The way I understand it, in local or yarn-client modes ...
- Launcher checks if it needs Kerberos tokens for HDFS, YARN, Hive, HBase
> hive-site.xml is executed in CLASSPATH by the Hive / Hadoop client libraries (including in driver.extraClassPath , since the driver runs inside Launcher, and the integrated CLASSPATH is already built at this point) - The driver checks what kind of metastor is used for internal purposes : a stand-alone metastar supported by an unstable Derby instance, or a regular metastatic hive > that
$SPARK_CONF_DIR/hive-site.xml - When using the Hive interface, the Metastore connection is used to read / write Hive metadata in the driver
> hive-site.xml is executed in CLASSPATH using the Hive / Hadoop client libraries (and uses the Kerberos token, if any)
So, you can have one hive-site.xml , which states that Spark should use Derby's in-memory Derby built-in instance for use as a sandbox (in memory it means "stop leaving all these temporary files behind you"), and another hive-site.xml gives the actual Metastore Uive URI. And everything's good.
Now, in yarn-cluster mode, this whole mechanism pretty much explodes in an unpleasant undocumented mess.
Launcher needs its own CLASSPATH settings to create Kerberos tokens, otherwise it will fail. Better go to the source code to find out which undocumented Env variable you are using.
It may also be necessary to override some properties because hard-coded defaults are suddenly not defaults (silently).
The driver cannot use the original $SPARK_CONF_DIR , it must rely on what Launcher provided for download. Does this $SPARK_CONF_DIR/hive-site.xml a copy of $SPARK_CONF_DIR/hive-site.xml ? It doesn't seem like that. So you are probably using Derby as a stub.

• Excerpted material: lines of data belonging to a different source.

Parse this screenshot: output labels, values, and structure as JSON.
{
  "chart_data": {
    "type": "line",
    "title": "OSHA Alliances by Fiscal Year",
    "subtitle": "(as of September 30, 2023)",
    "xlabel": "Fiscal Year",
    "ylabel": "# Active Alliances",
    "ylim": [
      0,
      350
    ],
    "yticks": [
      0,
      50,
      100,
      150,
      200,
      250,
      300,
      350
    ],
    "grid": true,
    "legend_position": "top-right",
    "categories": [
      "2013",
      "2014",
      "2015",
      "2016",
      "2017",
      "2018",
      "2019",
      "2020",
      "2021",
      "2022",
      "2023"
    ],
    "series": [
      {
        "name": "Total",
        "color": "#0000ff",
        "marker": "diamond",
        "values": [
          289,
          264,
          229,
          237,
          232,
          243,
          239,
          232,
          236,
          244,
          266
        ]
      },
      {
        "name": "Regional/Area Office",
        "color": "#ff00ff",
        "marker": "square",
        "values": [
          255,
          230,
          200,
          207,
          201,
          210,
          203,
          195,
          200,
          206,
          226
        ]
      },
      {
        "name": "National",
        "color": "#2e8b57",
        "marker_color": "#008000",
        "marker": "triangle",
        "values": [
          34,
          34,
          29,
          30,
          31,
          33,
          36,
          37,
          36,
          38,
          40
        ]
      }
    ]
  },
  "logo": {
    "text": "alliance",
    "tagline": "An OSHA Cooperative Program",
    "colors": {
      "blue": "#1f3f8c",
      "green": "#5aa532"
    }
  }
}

And the driver must deal with what YARN imposed on the CLASSPATH container in any order.
In addition, driver.extraClassPath add-ons driver.extraClassPath NOT have priority by default; To do this, you need to force spark.yarn.user.classpath.first=true (which translates into the standard Hadoop property, the exact name of which I cannot remember right now, especially since there are several details with similar names that may be outdated and / or not work in Hadoop 2.x)
Think bad? Try connecting to Kerberized HBase in
yarn-cluster mode. The connection is performed in the Performers, this is another layer of muck. But I'm going out.
Bottom line: start the diagnostics again .
A. Are you really sure that the cryptic "Metastore connection errors" are caused by missing properties and, in particular, the Metastore ID?
B. By the way, do your users explicitly use HiveContext ???
C. What is the CLASSPATH that YARN represents for the JVM driver, and what is the CLASSPATH that the driver presents to Hadoop libraries when opening a Metastore connection?
D. If the CLASSPATH created by YARN is for some reason messed up, what would be the minimal fix - changing the priority rules? addition? as?